C’è stato un tempo in cui i duelli fra Guardiola e Mourinho fermavano il mondo, ma è passato e, in maniera diversa, è stato offensivo con entrambi, negando loro il torneo – la Champions – al quale avevano annodato i convergenti destini. Mou ha vinto la sua seconda e ultima nel 2010 con l’Inter, Pep è salito a quota due l’anno dopo col Barça, e si è fermato lì. Non sono molte le cose che non farebbero pur di concedersi un ultimo hurrà: Guardiola può riprovarci subito, ed è probabile che sia la chance finale col Manchester City, Mourinho quest’anno deve accontentarsi dell’Europa League. Nel recente docufilm sul Tottenham, il portoghese ricorda ai suoi uomini che i “bravi ragazzi” non vincono i trofei: dovranno essere molto cattivi, quindi, perché anche nel suo caso il mercato ha aggiunto pochino.

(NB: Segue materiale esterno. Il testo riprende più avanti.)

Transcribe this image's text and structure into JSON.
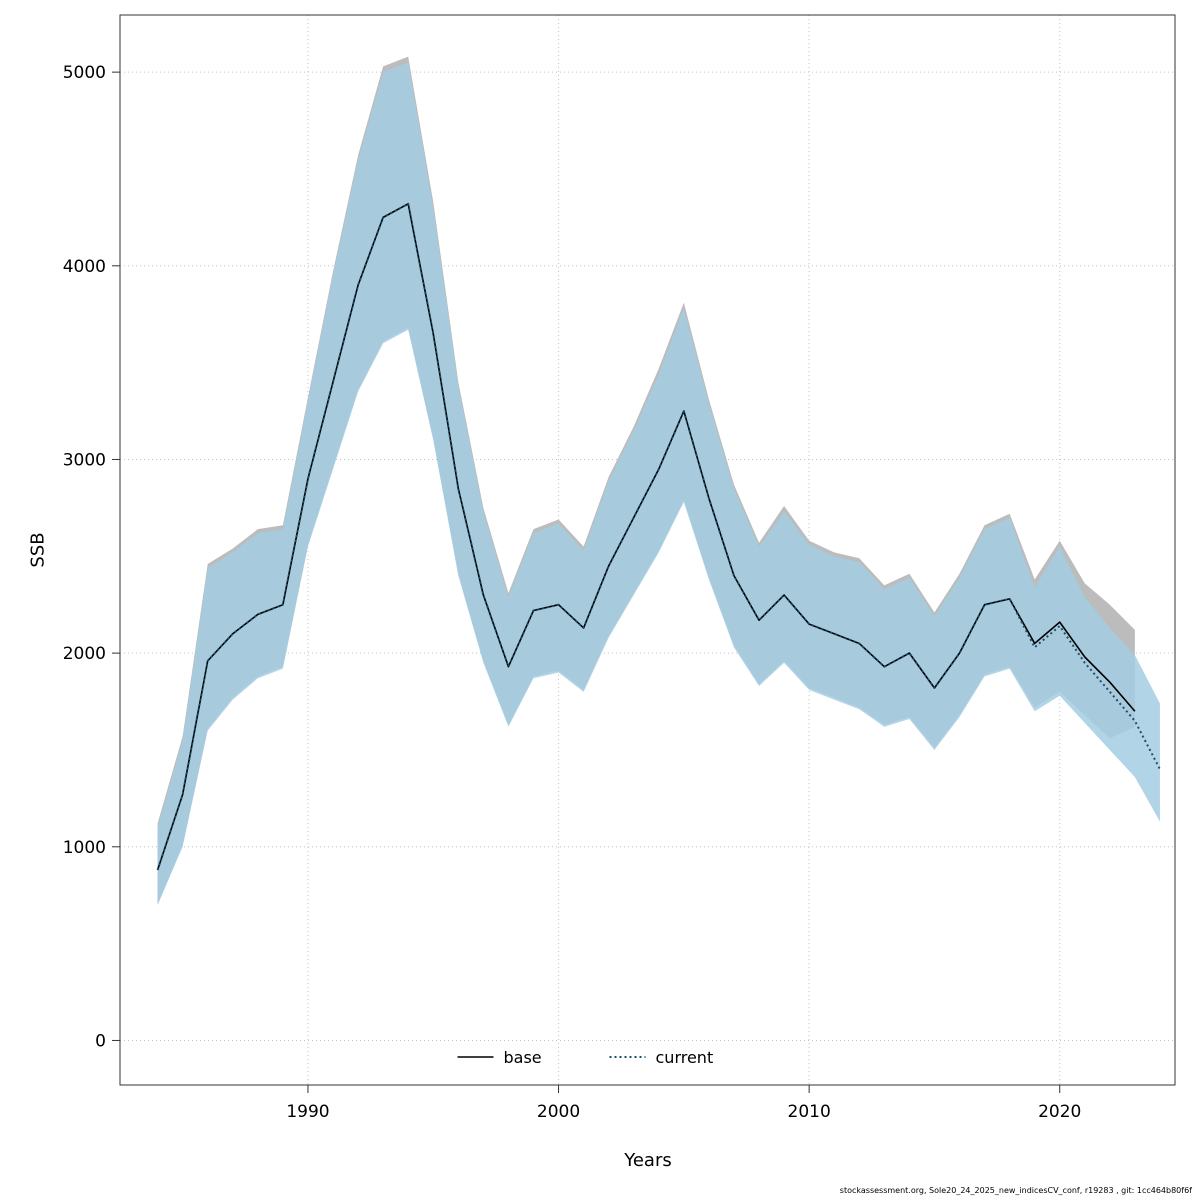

È andata meglio a Solskjaer, lo United con Van de Beek ha preso uno dei centrocampisti più moderni d’Europa. Però è un acquisto che denuda le ambizioni di Old Trafford e responsabilizza una volta di più Pogba: il contorno sembra ormai adeguato a una presa del potere che è stata più volte sul punto di compiersi, ma in realtà latita ancora. Dall’altra parte della città se ne è andato David Silva, giocatore persino più grande di quanto comunemente si pensi: spazio a Foden, il giovane che il City si è tenuto più caro anche per non ripetere il crac-Sancho, talento perduto e forse in procinto di rientrare, ma allo United. A proposito di ragazzi in gamba, segnalazione per Rhian Brewster, punta ventenne del Liverpool che tutti vogliono in prestito, ma Klopp farebbe bene a trattenere. Fuori dal grande giro occhio a Raul Jimenez, centravanti messicano del Wolverhampton, fortissimo, mentre ad Ancelotti all’Everton è riuscito il colpo, fallito a Napoli, di riavere in squadra James Rodriguez. Gioiello da restaurare, ma gioiello. Sul versante allenatori Mikel Arteta in pochi mesi ha dato all’Arsenal un volto nuovo e due coppe. L’ex secondo di Gua rdiola è in ascesa verticale.
L’ultima considerazione è per una stagione che, complice la seconda coppa nazionale, risulterà ancora più massacrante che altrove. È stato calcolato che Harry Kane, ove il Tottenham raggiungesse le finali di coppe e coppette e quella dell’Europeo, giocherebbe 85 gare in dieci mesi. La sciocchezza, in queste condizioni, è essere tornati ai tre cambi a partita.